= The Arasaka Brainworm =

Tabletop role-playing game adventure

The Arasaka Brainworm is an adventure published by Atlas Games in 1991 for the dystopian science fiction role-playing game Cyberpunk 2020.

==Publication history==
The Arasaka Brainworm was the first in a series of adventures that Atlas Games published under license for R. Talsorian Games's role-playing game Cyberpunk 2020. John Nephew, the founder of Atlas Games, later stated that these adventures had better sales than most d20 System books years later at the peak of d20 popularity.

==Description==
The characters are tasked with recovering something from a closely guarded biotech facility on a remote Pacific atoll.

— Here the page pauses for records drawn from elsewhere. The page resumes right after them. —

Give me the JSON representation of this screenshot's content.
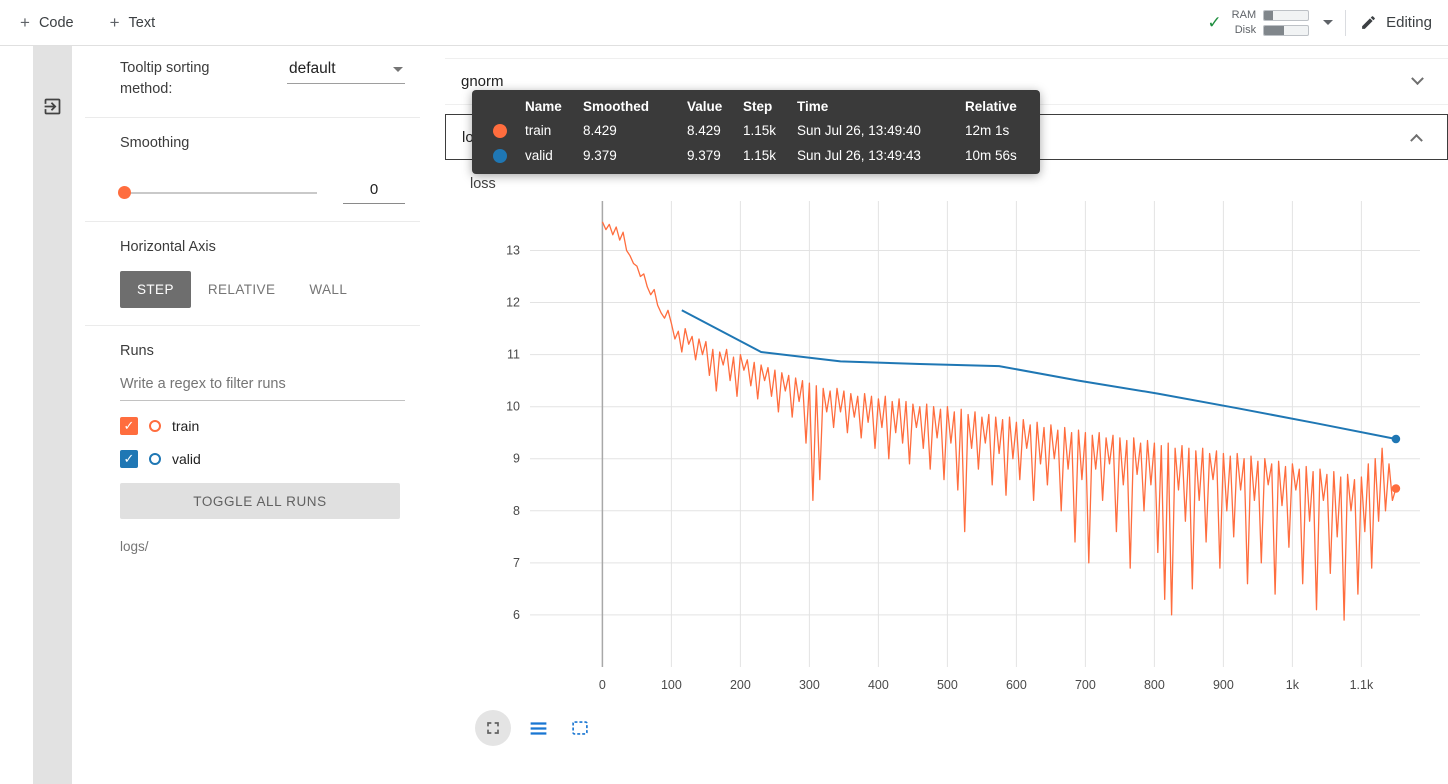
{
  "colab_bar": {
    "plus": "+",
    "add_code": "Code",
    "add_text": "Text",
    "ram_label": "RAM",
    "disk_label": "Disk",
    "ram_pct": 20,
    "disk_pct": 45,
    "editing_label": "Editing"
  },
  "sidebar": {
    "tooltip_sorting_label": "Tooltip sorting method:",
    "tooltip_sorting_value": "default",
    "smoothing_label": "Smoothing",
    "smoothing_value": "0",
    "horizontal_axis_label": "Horizontal Axis",
    "axis_modes": [
      "STEP",
      "RELATIVE",
      "WALL"
    ],
    "axis_active": 0,
    "runs_label": "Runs",
    "runs_filter_placeholder": "Write a regex to filter runs",
    "runs": [
      {
        "name": "train",
        "color": "#ff6d3e",
        "checked": true
      },
      {
        "name": "valid",
        "color": "#1f77b4",
        "checked": true
      }
    ],
    "toggle_all_label": "TOGGLE ALL RUNS",
    "logs_label": "logs/"
  },
  "main": {
    "gnorm_title": "gnorm",
    "loss_title": "loss",
    "chart_title": "loss"
  },
  "tooltip": {
    "headers": [
      "Name",
      "Smoothed",
      "Value",
      "Step",
      "Time",
      "Relative"
    ],
    "rows": [
      {
        "color": "#ff6d3e",
        "name": "train",
        "smoothed": "8.429",
        "value": "8.429",
        "step": "1.15k",
        "time": "Sun Jul 26, 13:49:40",
        "relative": "12m 1s"
      },
      {
        "color": "#1f77b4",
        "name": "valid",
        "smoothed": "9.379",
        "value": "9.379",
        "step": "1.15k",
        "time": "Sun Jul 26, 13:49:43",
        "relative": "10m 56s"
      }
    ]
  },
  "chart_data": {
    "type": "line",
    "title": "loss",
    "grid": true,
    "x_range": [
      -105,
      1185
    ],
    "y_range": [
      5.0,
      13.95
    ],
    "x_ticks": [
      {
        "v": 0,
        "label": "0"
      },
      {
        "v": 100,
        "label": "100"
      },
      {
        "v": 200,
        "label": "200"
      },
      {
        "v": 300,
        "label": "300"
      },
      {
        "v": 400,
        "label": "400"
      },
      {
        "v": 500,
        "label": "500"
      },
      {
        "v": 600,
        "label": "600"
      },
      {
        "v": 700,
        "label": "700"
      },
      {
        "v": 800,
        "label": "800"
      },
      {
        "v": 900,
        "label": "900"
      },
      {
        "v": 1000,
        "label": "1k"
      },
      {
        "v": 1100,
        "label": "1.1k"
      }
    ],
    "y_ticks": [
      6,
      7,
      8,
      9,
      10,
      11,
      12,
      13
    ],
    "series": [
      {
        "name": "train",
        "color": "#ff6d3e",
        "x_start": 0,
        "x_step": 5,
        "y": [
          13.55,
          13.4,
          13.5,
          13.3,
          13.45,
          13.2,
          13.35,
          13.0,
          12.9,
          12.75,
          12.7,
          12.5,
          12.55,
          12.3,
          12.15,
          12.25,
          11.95,
          11.8,
          11.7,
          11.85,
          11.6,
          11.3,
          11.45,
          11.05,
          11.5,
          11.2,
          11.35,
          10.9,
          11.3,
          11.0,
          11.25,
          10.6,
          11.1,
          10.3,
          11.05,
          10.8,
          11.1,
          10.5,
          10.95,
          10.2,
          11.0,
          10.7,
          10.9,
          10.4,
          10.85,
          10.15,
          10.8,
          10.5,
          10.75,
          10.2,
          10.7,
          9.9,
          10.65,
          10.3,
          10.6,
          9.8,
          10.55,
          10.1,
          10.5,
          9.3,
          10.45,
          8.2,
          10.4,
          8.6,
          10.35,
          9.9,
          10.3,
          9.6,
          10.35,
          9.9,
          10.3,
          9.5,
          10.25,
          9.8,
          10.2,
          9.4,
          10.25,
          9.7,
          10.2,
          9.2,
          10.15,
          9.6,
          10.2,
          9.0,
          10.1,
          9.5,
          10.15,
          9.3,
          10.1,
          8.9,
          10.05,
          9.6,
          10.0,
          9.2,
          10.05,
          8.8,
          10.0,
          9.4,
          9.95,
          8.6,
          10.0,
          9.3,
          9.9,
          8.4,
          9.95,
          7.6,
          9.85,
          9.2,
          9.9,
          8.8,
          9.8,
          9.3,
          9.85,
          8.5,
          9.8,
          9.1,
          9.75,
          8.3,
          9.8,
          9.0,
          9.7,
          8.6,
          9.75,
          9.2,
          9.65,
          8.2,
          9.7,
          8.9,
          9.6,
          8.5,
          9.65,
          9.0,
          9.55,
          8.0,
          9.6,
          8.8,
          9.5,
          7.4,
          9.55,
          8.6,
          9.5,
          7.0,
          9.45,
          8.8,
          9.5,
          8.2,
          9.4,
          8.9,
          9.45,
          7.6,
          9.4,
          8.5,
          9.35,
          6.9,
          9.4,
          8.7,
          9.3,
          8.0,
          9.35,
          8.5,
          9.3,
          7.2,
          9.25,
          6.3,
          9.3,
          6.0,
          9.2,
          8.4,
          9.25,
          7.8,
          9.2,
          6.5,
          9.15,
          8.2,
          9.2,
          7.4,
          9.1,
          8.6,
          9.15,
          6.9,
          9.1,
          8.0,
          9.05,
          7.5,
          9.1,
          8.4,
          9.0,
          6.6,
          9.05,
          8.2,
          8.95,
          7.0,
          9.0,
          8.5,
          8.9,
          6.4,
          8.95,
          8.1,
          8.85,
          7.3,
          8.9,
          8.4,
          8.8,
          6.6,
          8.85,
          7.8,
          8.75,
          6.1,
          8.8,
          8.2,
          8.7,
          6.8,
          8.75,
          7.5,
          8.65,
          5.9,
          8.7,
          8.0,
          8.6,
          6.4,
          8.65,
          7.6,
          8.9,
          6.9,
          9.0,
          7.8,
          9.2,
          8.0,
          8.9,
          8.2,
          8.429
        ]
      },
      {
        "name": "valid",
        "color": "#1f77b4",
        "points": [
          [
            115,
            11.85
          ],
          [
            230,
            11.05
          ],
          [
            345,
            10.87
          ],
          [
            460,
            10.82
          ],
          [
            575,
            10.78
          ],
          [
            690,
            10.5
          ],
          [
            805,
            10.25
          ],
          [
            920,
            9.97
          ],
          [
            1035,
            9.68
          ],
          [
            1150,
            9.379
          ]
        ]
      }
    ]
  }
}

Although the characters have been provided with information such as maps of the facility and security patrol schedules, they discover that they have been misled, leading to unforeseen complications.

==Reception==
In Issue 60 of Challenge, Craig Sheeley found the adventure "well-organized and competently documented," but warned that "brains count for more than brawn," giving "the less combat-oriented character types a chance to shine." Sheeley criticized the interior art as "a bit ugly", and found some mistakes in the pre-generated characters' abilities. Nevertheless he concluded, "But on the whole, a good adventure."

In the September 1992 edition of Dragon, (Issue 185), Allen Varney found the adventure to be boringly predictable, saying "You've seen it all 50 times before. Sorry, was I yawning? I didn't mean to be rude."